表題番号:2005B-255 日付:2006/03/22
研究課題宇宙線中の超鉄核同位体検出器と解析システムの開発
研究者所属(当時) 資格 氏名
(代表者) 理工学術院 教授 長谷部 信行
研究成果概要
CR-39にDAP樹脂を重合した共重合体樹脂はその重合割合により検出できるZ/β閾値が可変であるか、また可変であればどの重合割合が超鉄核観測に最適であるかについて検討を行った。DAPの重合割合を11種類(0%~100%)まで変えた樹脂に、放医研のHIMAC重イオン加速器から500MeV/n以下のエネルギーの酸素核からキセノン核までの重イオンを照射し、化学エッチング処理は7N NaOH溶液を用いて70℃と90℃の2種類の温度で1~18時間行った。その結果、DAPの重合割合が高くなるほど系統的に重イオンに対する応答関係は変化し、重合割合により検出できるZ/β閾値が可変であることが分かった。また、我々の要求するZ/β>30に検出閾値を持つものとして、DAPの重合割合が約50%の共重合体樹脂であることが分かった。

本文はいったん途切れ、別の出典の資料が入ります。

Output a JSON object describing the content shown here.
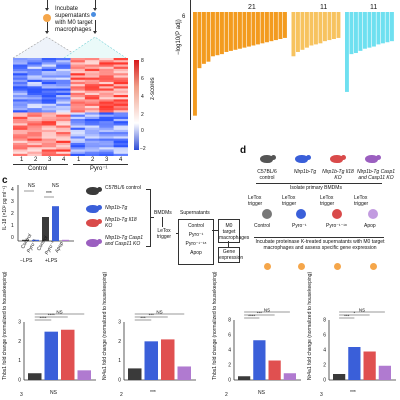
{
  "panel_a": {
    "incubate_text": "Incubate supernatants with M0 target macrophages",
    "zscore_label": "z-scores",
    "zscore_ticks": [
      "8",
      "6",
      "4",
      "2",
      "0",
      "−2"
    ],
    "column_numbers": [
      "1",
      "2",
      "3",
      "4",
      "1",
      "2",
      "3",
      "4"
    ],
    "group_control": "Control",
    "group_pyro": "Pyro⁻¹"
  },
  "panel_b": {
    "ylabel": "−log10(P adj)",
    "y_tick": "6",
    "counts": [
      "21",
      "11",
      "11"
    ],
    "colors": {
      "orange": "#f39b1f",
      "yellow": "#f7c35f",
      "cyan": "#6fe0f0"
    },
    "orange_values": [
      9.6,
      5.2,
      4.8,
      4.6,
      4.1,
      4.0,
      3.9,
      3.7,
      3.6,
      3.5,
      3.4,
      3.3,
      3.2,
      3.1,
      3.0,
      2.9,
      2.8,
      2.7,
      2.6,
      2.5,
      2.4
    ],
    "yellow_values": [
      4.1,
      3.7,
      3.5,
      3.3,
      3.1,
      3.0,
      2.9,
      2.7,
      2.6,
      2.5,
      2.4
    ],
    "cyan_values": [
      7.4,
      3.9,
      3.8,
      3.6,
      3.4,
      3.3,
      3.2,
      3.0,
      2.9,
      2.8,
      2.7
    ]
  },
  "panel_c": {
    "letter": "c",
    "ylabel": "IL-18 (×10² pg ml⁻¹)",
    "y_ticks": [
      "4",
      "3",
      "2",
      "1",
      "0"
    ],
    "ns": "NS",
    "sig3": "***",
    "xlabels": [
      "Control",
      "Pyro⁻¹",
      "Apop"
    ],
    "minus_lps": "−LPS",
    "plus_lps": "+LPS",
    "bar_values_minus": [
      0.1,
      0.1
    ],
    "bar_values_plus": [
      2.0,
      2.9
    ],
    "legend": [
      {
        "label": "C57BL/6 control",
        "color": "#3a3a3a"
      },
      {
        "label": "Nlrp1b-Tg",
        "color": "#3a5fd9"
      },
      {
        "label": "Nlrp1b-Tg Il18 KO",
        "color": "#d94a4a"
      },
      {
        "label": "Nlrp1b-Tg Casp1 and Casp11 KO",
        "color": "#9b5fc0"
      }
    ],
    "bmdms": "BMDMs",
    "letox": "LeTox trigger",
    "supernatants_title": "Supernatants",
    "supernatants": [
      "Control",
      "Pyro⁻¹",
      "Pyro⁻¹⁻¹⁸",
      "Apop"
    ],
    "m0_box": "M0 target macrophages",
    "gene_expr": "Gene expression"
  },
  "panel_d": {
    "letter": "d",
    "mice": [
      {
        "label": "C57BL/6 control",
        "color": "#555555"
      },
      {
        "label": "Nlrp1b-Tg",
        "color": "#3a5fd9"
      },
      {
        "label": "Nlrp1b-Tg Il18 KO",
        "color": "#d94a4a"
      },
      {
        "label": "Nlrp1b-Tg Casp1 and Casp11 KO",
        "color": "#9b5fc0"
      }
    ],
    "isolate": "Isolate primary BMDMs",
    "letox": "LeTox trigger",
    "conditions": [
      "Control",
      "Pyro⁻¹",
      "Pyro⁻¹⁻¹⁸",
      "Apop"
    ],
    "incubate": "Incubate proteinase K-treated supernatants with M0 target macrophages and assess specific gene expression"
  },
  "bottom_charts": [
    {
      "gene": "Thbs1",
      "ylabel": "Thbs1 fold change (normalized to housekeeping)",
      "y_ticks": [
        "3",
        "2",
        "1",
        "0"
      ],
      "values": [
        0.35,
        2.5,
        2.6,
        0.5
      ],
      "sig": [
        "****",
        "****",
        "NS"
      ]
    },
    {
      "gene": "Nr4a1",
      "ylabel": "Nr4a1 fold change (normalized to housekeeping)",
      "y_ticks": [
        "3",
        "2",
        "1",
        "0"
      ],
      "values": [
        0.6,
        2.0,
        2.1,
        0.7
      ],
      "sig": [
        "***",
        "***",
        "NS"
      ]
    },
    {
      "gene": "Thbs1",
      "ylabel": "Thbs1 fold change (normalized to housekeeping)",
      "y_ticks": [
        "8",
        "6",
        "4",
        "2",
        "0"
      ],
      "values": [
        0.5,
        5.3,
        2.6,
        0.9
      ],
      "sig": [
        "****",
        "***",
        "NS"
      ]
    },
    {
      "gene": "Nr4a1",
      "ylabel": "Nr4a1 fold change (normalized to housekeeping)",
      "y_ticks": [
        "8",
        "6",
        "4",
        "2",
        "0"
      ],
      "values": [
        0.8,
        4.4,
        3.8,
        1.9
      ],
      "sig": [
        "***",
        "*",
        "NS"
      ]
    }
  ],
  "bottom_row": {
    "ticks": [
      "3",
      "2",
      "2",
      "3"
    ],
    "sig": [
      "NS",
      "***",
      "NS",
      "***"
    ]
  },
  "bar_colors": [
    "#3a3a3a",
    "#3a5fd9",
    "#e05050",
    "#b07ad0"
  ]
}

CR-39は高い質量分解能を有しており低Z/β粒子に対して高感度であるが、放射線照射時の温度や真空度に対する感度応答の依存性が大きく、必ずしも暴露環境が厳しい宇宙空間における宇宙線観測に適しているとは一概には言えない。一方、1988年に開発されたバリウムリン酸塩ガラス(BP-1)はその飛跡生成機構がCR-39と異なる為、温度依存性が少なく真空状態においても応答する。しかし検出できるZ/β閾値が50以上であり低Z/β粒子に対する感度応答はCR-39に比べて悪い。更に、BP-1における超鉄核に対する質量分解能は、現状では隣り合う同位体を弁別するには至っていない。そこで本研究において、宇宙環境に強いというBP-1の利点を生かし、ガラス組成の最適化を行いZ/β閾値を30程度までに引き下げ尚且つ質量分解能がZ=30で0.20amu程度を持つような高性能BP-1ガラス固体飛跡検出器の開発をオハラ(株)と協力し取り組み始めた。BP-1は日本では製造されていない全く新しい素材である為、まずオリジナルの組成を持ったBP-1を製造できることが目標となるが、オリジナルとほぼ同一の組成をもつBP-1の製造に成功した。